Islamabad, September 16, 2025 – The Federal Board of Revenue (FBR) has explained how group taxation will work in Pakistan during the tax year 2025-26 under Section 59AA of the Income Tax Ordinance, 2001.
This provision allows holding companies and their wholly-owned subsidiaries to be treated as a single fiscal unit for taxation purposes.
According to the rules, companies within a 100 percent-owned group may choose to file their income and tax liability together. Along with this option, they must also prepare consolidated accounts under the Companies Act, 2017. This approach simplifies compliance and can allow businesses to make better use of resources, while also improving transparency in reporting.

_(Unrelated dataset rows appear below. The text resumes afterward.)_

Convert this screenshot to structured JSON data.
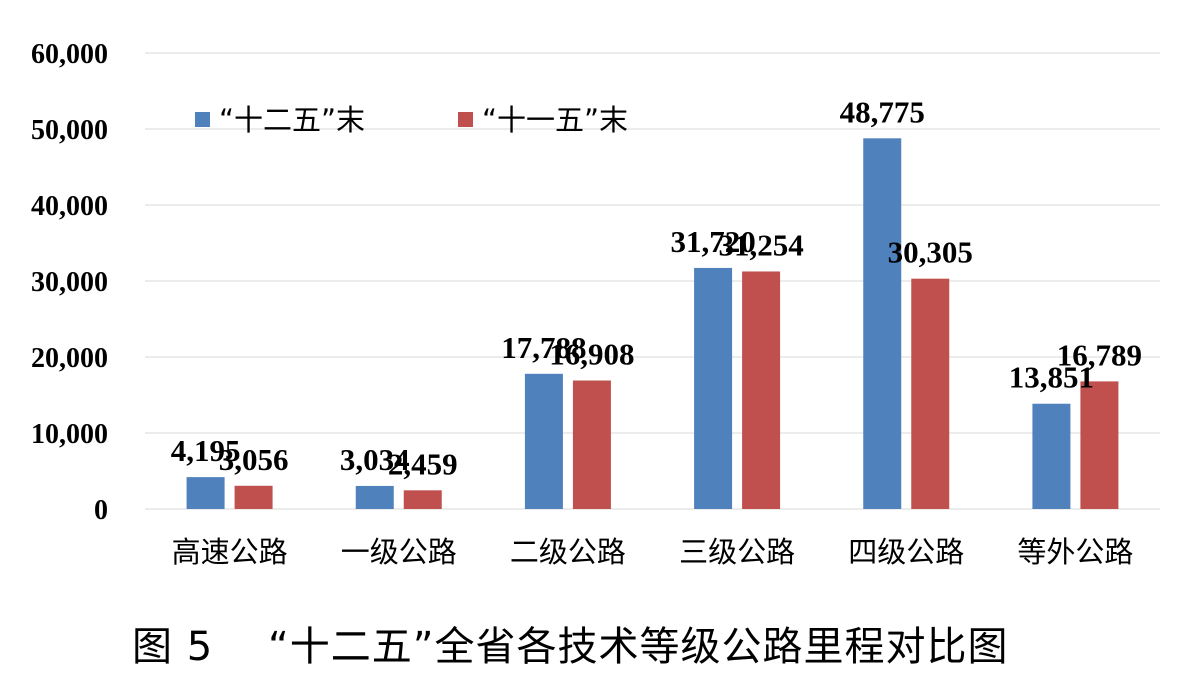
{
  "caption": "图 5    “十二五”全省各技术等级公路里程对比图",
  "chart_data": {
    "type": "bar",
    "categories": [
      "高速公路",
      "一级公路",
      "二级公路",
      "三级公路",
      "四级公路",
      "等外公路"
    ],
    "series": [
      {
        "name": "“十二五”末",
        "color": "#4f81bd",
        "values": [
          4195,
          3034,
          17788,
          31720,
          48775,
          13851
        ],
        "labels": [
          "4,195",
          "3,034",
          "17,788",
          "31,720",
          "48,775",
          "13,851"
        ]
      },
      {
        "name": "“十一五”末",
        "color": "#c0504d",
        "values": [
          3056,
          2459,
          16908,
          31254,
          30305,
          16789
        ],
        "labels": [
          "3,056",
          "2,459",
          "16,908",
          "31,254",
          "30,305",
          "16,789"
        ]
      }
    ],
    "ylim": [
      0,
      60000
    ],
    "yticks": [
      0,
      10000,
      20000,
      30000,
      40000,
      50000,
      60000
    ],
    "ytick_labels": [
      "0",
      "10,000",
      "20,000",
      "30,000",
      "40,000",
      "50,000",
      "60,000"
    ],
    "grid": true,
    "legend_position": "top-left",
    "title": "",
    "xlabel": "",
    "ylabel": ""
  }
}
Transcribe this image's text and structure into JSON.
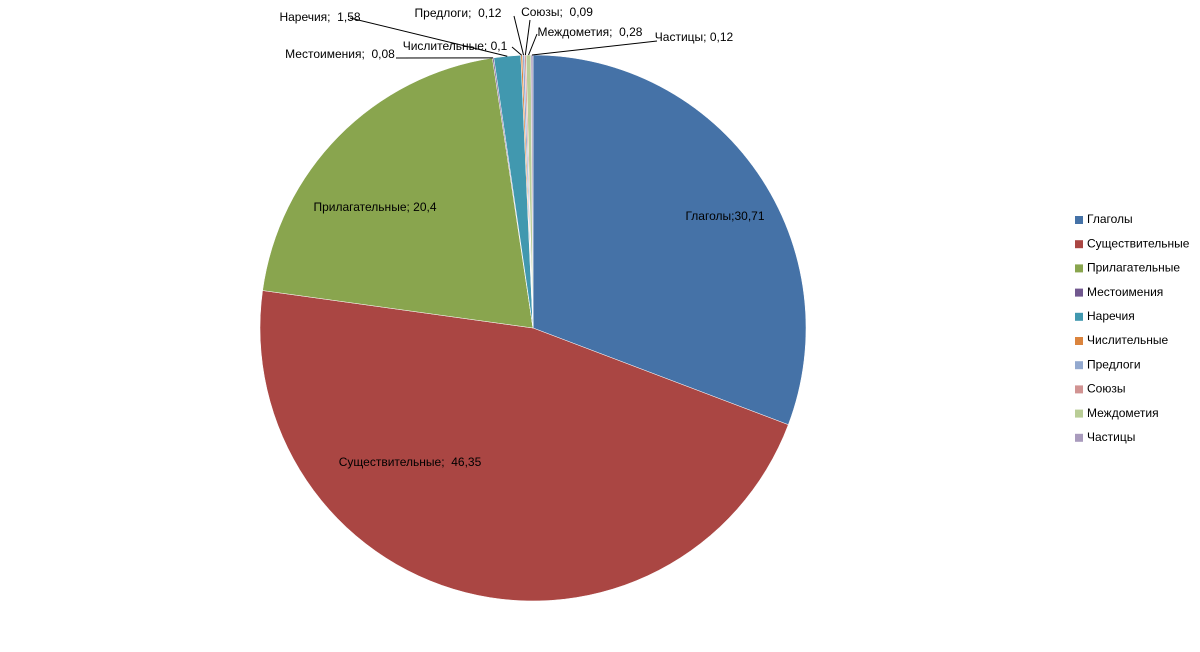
{
  "chart_data": {
    "type": "pie",
    "categories": [
      "Глаголы",
      "Существительные",
      "Прилагательные",
      "Местоимения",
      "Наречия",
      "Числительные",
      "Предлоги",
      "Союзы",
      "Междометия",
      "Частицы"
    ],
    "values": [
      30.71,
      46.35,
      20.4,
      0.08,
      1.58,
      0.1,
      0.12,
      0.09,
      0.28,
      0.12
    ],
    "value_labels": [
      "Глаголы;30,71",
      "Существительные;  46,35",
      "Прилагательные; 20,4",
      "Местоимения;  0,08",
      "Наречия;  1,58",
      "Числительные; 0,1",
      "Предлоги;  0,12",
      "Союзы;  0,09",
      "Междометия;  0,28",
      "Частицы; 0,12"
    ],
    "colors": [
      "#4572A7",
      "#AA4643",
      "#89A54E",
      "#71588F",
      "#4198AF",
      "#DB843D",
      "#93A9CF",
      "#D19392",
      "#B9CD96",
      "#A99BBD"
    ],
    "legend": "right"
  }
}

However, the decision to opt for group taxation must be irrevocable once made, meaning companies cannot switch back to individual filing later. Importantly, this option is only available to companies incorporated locally in Pakistan, and any losses incurred before the creation of the group cannot be carried forward for relief.
To qualify, group companies must follow all corporate governance standards and rules issued by the Securities and Exchange Commission of Pakistan (SECP). Only those designated as eligible can benefit from this system.
The FBR has clarified that group taxation may also be further detailed through rules issued by the Board, ensuring proper regulation and compliance.
This mechanism is seen as a step to facilitate large business structures by treating them as one unit for taxation, creating efficiency and potentially reducing administrative costs.